Peu d'études ont examiné les modes de contamination microbienne des fontaines à sodas. Dans cette étude, les modes de contamination microbienne dans des boissons dispensés par ces fontaines à sodas prélevés en juin 2009, puis à nouveau 13 mois plus tard ont été comparés. Plus de 70% des boissons contenaient des microbes pendant les deux années de l’étude, ce qui suggère que la contamination des boissons servies à partir de fontaines à sodas peut se poursuivre pendant une longue période de temps. En outre, l'impact de la désinfection des buses de distribution et des tubes en plastique des fontaines à sodas, ainsi que l'impact de l'utilisation de la machine sur la contamination microbienne ont été évalués.

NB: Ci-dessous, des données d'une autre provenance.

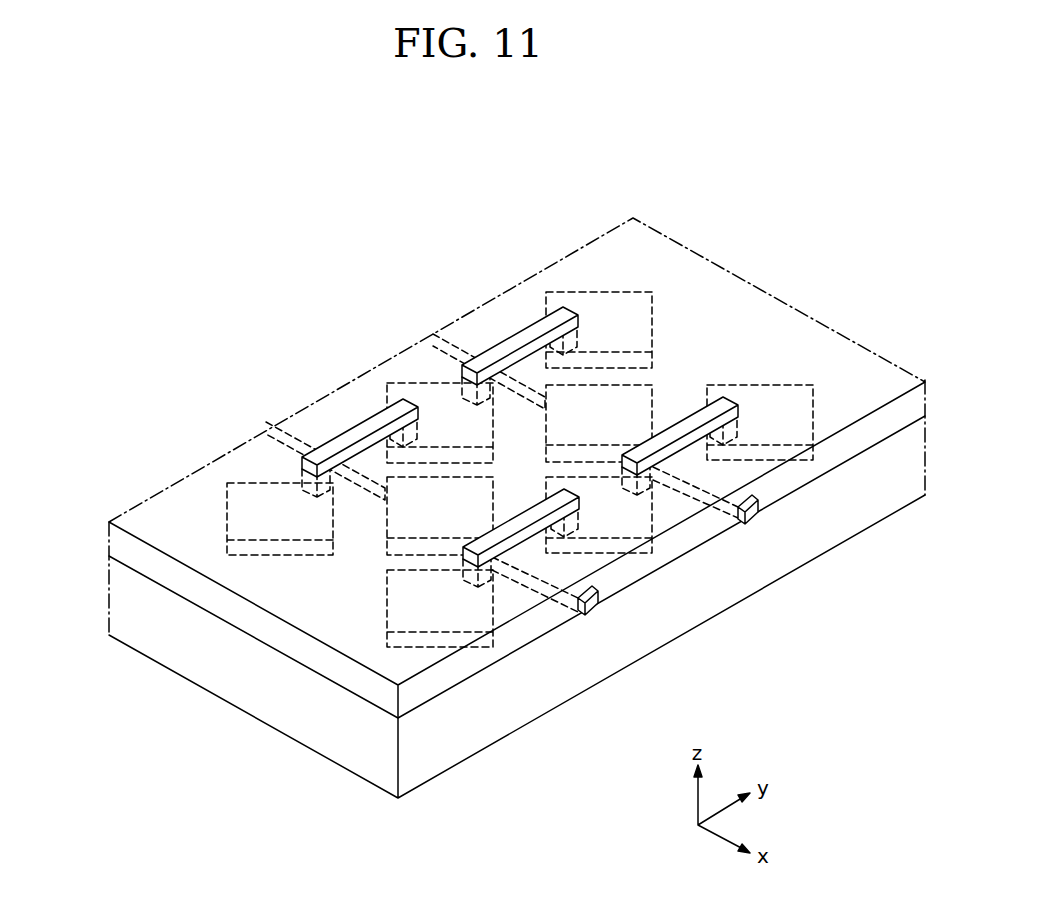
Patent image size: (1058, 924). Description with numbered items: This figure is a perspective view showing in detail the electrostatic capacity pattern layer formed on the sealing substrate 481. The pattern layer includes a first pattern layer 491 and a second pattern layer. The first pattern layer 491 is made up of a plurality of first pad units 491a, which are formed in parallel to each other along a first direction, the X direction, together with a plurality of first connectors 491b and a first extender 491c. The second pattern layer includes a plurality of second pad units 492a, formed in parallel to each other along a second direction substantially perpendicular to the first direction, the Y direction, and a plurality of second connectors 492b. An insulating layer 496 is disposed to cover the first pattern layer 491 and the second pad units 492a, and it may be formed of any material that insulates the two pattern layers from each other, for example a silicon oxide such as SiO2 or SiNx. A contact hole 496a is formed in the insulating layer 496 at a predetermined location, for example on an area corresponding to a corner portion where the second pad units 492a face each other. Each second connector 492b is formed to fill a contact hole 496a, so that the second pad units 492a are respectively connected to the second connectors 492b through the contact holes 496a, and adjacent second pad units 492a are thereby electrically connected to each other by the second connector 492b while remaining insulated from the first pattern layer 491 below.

The sealing substrate 481 is at (765, 565).
The insulating layer 496 is at (800, 478).
The contact hole 496a is at (413, 427).
The first pattern layer 491 is at (436, 590).
The first pad units 491a is at (400, 522).
The first connectors 491b is at (357, 477).
The first extender 491c is at (535, 585).
The second pad units 492a is at (237, 520).
The second connectors 492b is at (360, 427).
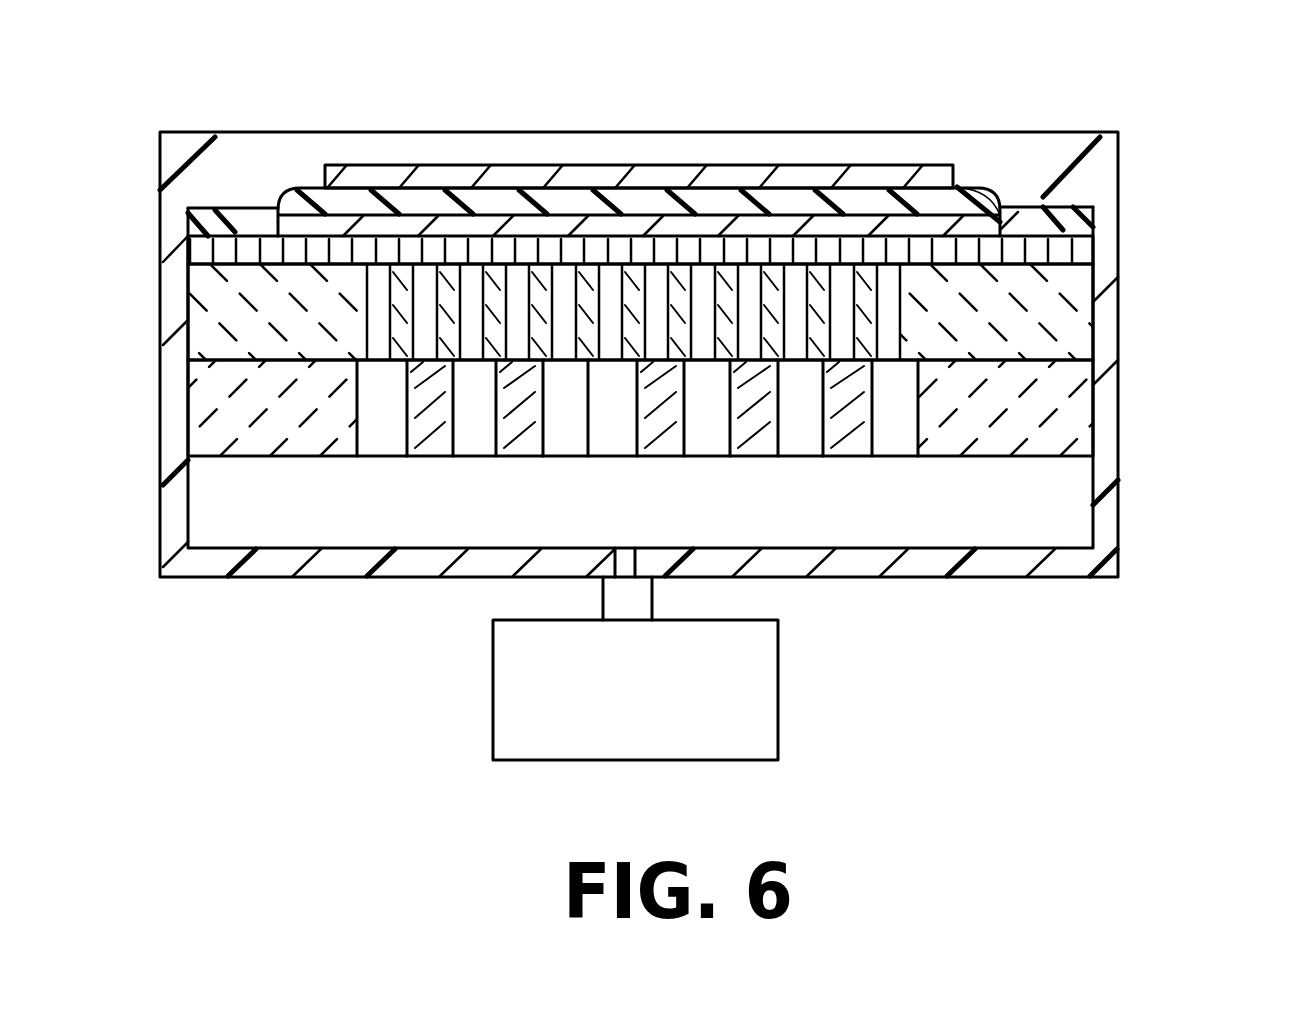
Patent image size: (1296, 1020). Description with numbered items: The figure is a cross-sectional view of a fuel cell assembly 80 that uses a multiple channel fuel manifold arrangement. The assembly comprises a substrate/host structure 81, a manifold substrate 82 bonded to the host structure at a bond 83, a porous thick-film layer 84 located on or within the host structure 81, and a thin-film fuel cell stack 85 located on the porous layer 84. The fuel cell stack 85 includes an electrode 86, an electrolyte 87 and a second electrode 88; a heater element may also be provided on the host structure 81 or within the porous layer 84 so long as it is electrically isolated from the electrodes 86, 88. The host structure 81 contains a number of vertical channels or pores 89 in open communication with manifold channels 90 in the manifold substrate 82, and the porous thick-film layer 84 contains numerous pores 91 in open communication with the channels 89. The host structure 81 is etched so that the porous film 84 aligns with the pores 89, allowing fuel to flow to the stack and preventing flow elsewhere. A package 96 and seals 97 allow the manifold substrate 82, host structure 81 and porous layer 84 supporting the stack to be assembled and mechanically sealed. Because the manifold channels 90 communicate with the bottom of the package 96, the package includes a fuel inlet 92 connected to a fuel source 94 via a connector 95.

The fuel cell assembly 80 is at (768, 57).
The substrate/host structure 81 is at (1060, 318).
The manifold substrate 82 is at (1067, 428).
The bond 83 is at (1093, 357).
The porous thick-film layer 84 is at (1060, 250).
The thin-film fuel cell stack 85 is at (552, 118).
The electrode 86 is at (400, 230).
The electrolyte 87 is at (968, 226).
The electrode 88 is at (612, 165).
The vertical channels or pores 89 is at (392, 340).
The manifold channels 90 is at (568, 440).
The pores 91 is at (860, 248).
The fuel inlet 92 is at (627, 547).
The fuel source 94 is at (778, 717).
The connector 95 is at (652, 600).
The package 96 is at (160, 253).
The seals 97 is at (232, 230).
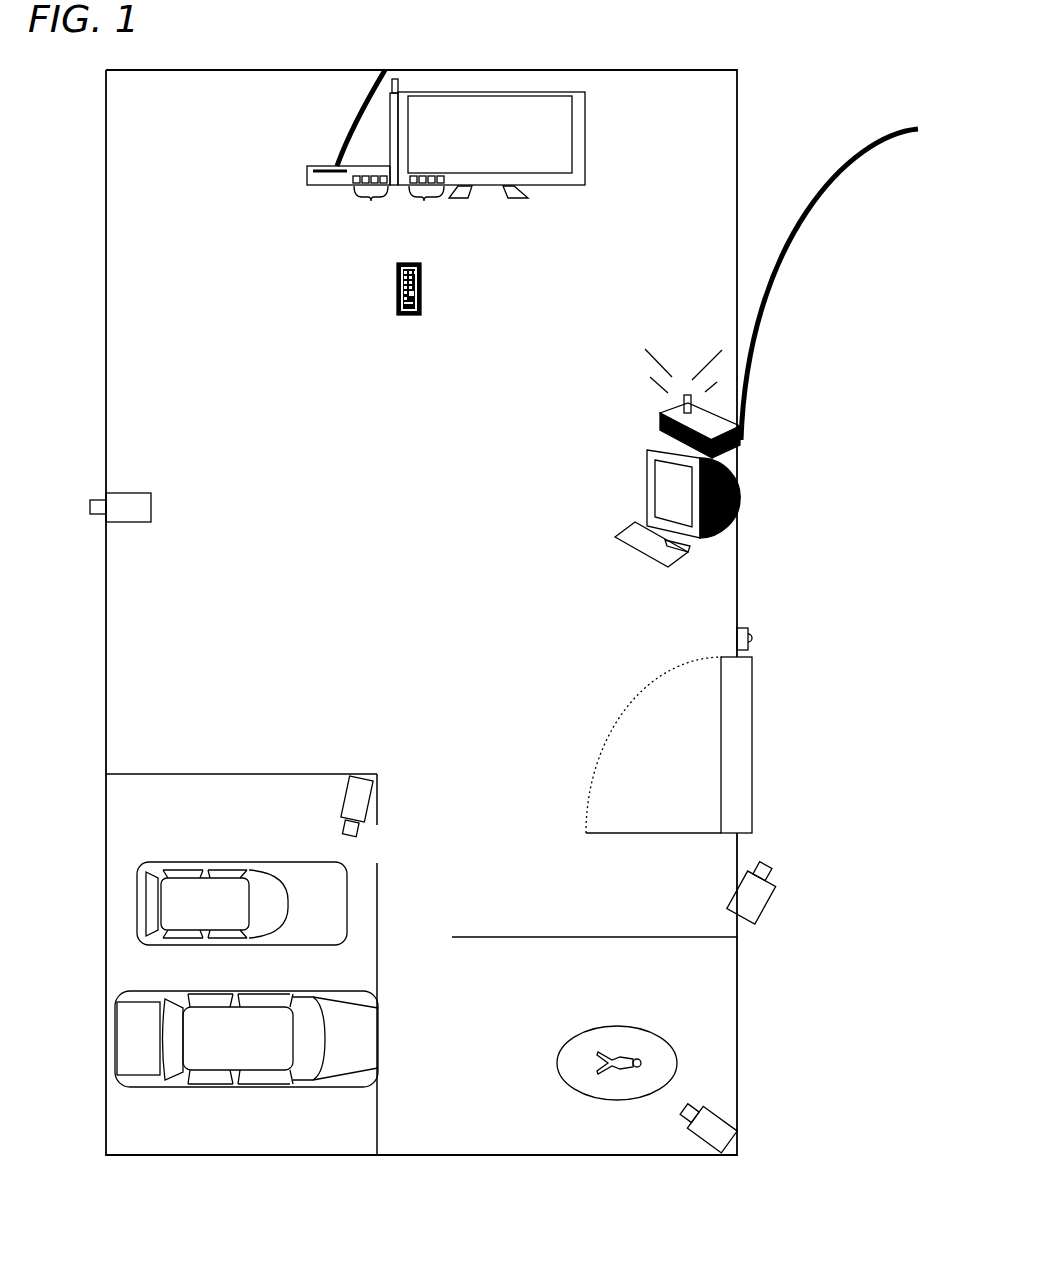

Les managers de 26 établissements (restauration rapide et différents magasins) ont été interrogés sur leurs pratiques de désinfection des fontaines à sodas et aucune corrélation n'a été retrouvée entre les pratiques auto-rapportées de désinfection et les niveaux de contamination microbienne dans des boissons distribuées par des fontaines à sodas. En outre, dans une étude directe de deux fontaines à sodas avec un protocole établi de désinfection, les ufc/ mL dans les boissons ont augmenté de manière significative immédiatement après désinfection des tubes plastique puis ont persisté avec des concentrations de pré-désinfection pendant 11 jours. Ces résultats suggèrent que la désinfection peut perturber les communautés microbiennes, ce qui entraîne une augmentation des microbes planctoniques, mais pas l'élimination ultime des communautés elles-mêmes. En outre, des prélèvements d'un soda sucré et un soda light ont été recueillis à partir de 15 fontaines à sodas différentes avant et après distribution de ~ 0,95 L (taille approximative d'une grande boisson). Les prélèvements recueillis avant de distribuer ce volume avaient des dénombrements microbiens significativement plus élevés que ceux prélevés après, ce qui suggère que les microbes planctoniques dans le conduit de boisson ont été réduits par le lavage (lavage au produit, pratique bien connue –aa). Comme il n'existe actuellement aucune réglementation concernant la désinfection des tuyaux des fontaines à sodas ou des inspections périodiques des boissons servies à partir des fontaines à sodas, il serait utile pour le consommateurs d'encourager une surveillance accrue des fontaines à sodas et de servir une boisson avant de remplir les verres.

1-s2.0-S0168160513001529-gr2Faits marquants

  • Des prélèvements répétés révèlent une contamination microbienne des boissons à partir de fontaines de sodas sur un intervalle d'un an.
  • Des fréquences auto-rapportées de désinfection étaient sans rapport avec le niveau de contamination microbienne dans les boissons prélevées.
  • Les boissons contiennent des dénombrements microbiens plus élevés immédiatement après lavage.
  • La distribution de ~1 L de soda a considérablement réduit le nombre d’ufc dans les sodas.

Source Renee D. Godard, Puja Sharma, Carlie Jo Wagner, C. Morgan Wilson, Amie Fleming-Haddock, Rebecca L. Beach. Repeated detection of microbes in beverages dispensed from soda fountain machines and the effect of flushing on microbial density. International Journal of Food Microbiology Volume 163, Issues 2–3, 15 May 2013, Pages 218–222.

NB : La réglementation en France peut être retrouvée ici et un guide de bonnes pratiques d’hygiène existe « Boissons en distribution automatique – Edition juillet 1999 », édition du Journal Officiel. Cela étant je ne sais pas si les fontaines à sodas ont été traités dans ce guide. Si plan HACCP il doit y avoir, l'essentiel repose sur des BPH, dont principalement le nettoyage-désinfection et le remplacement de la tuyauterie plastique à fréquence définie.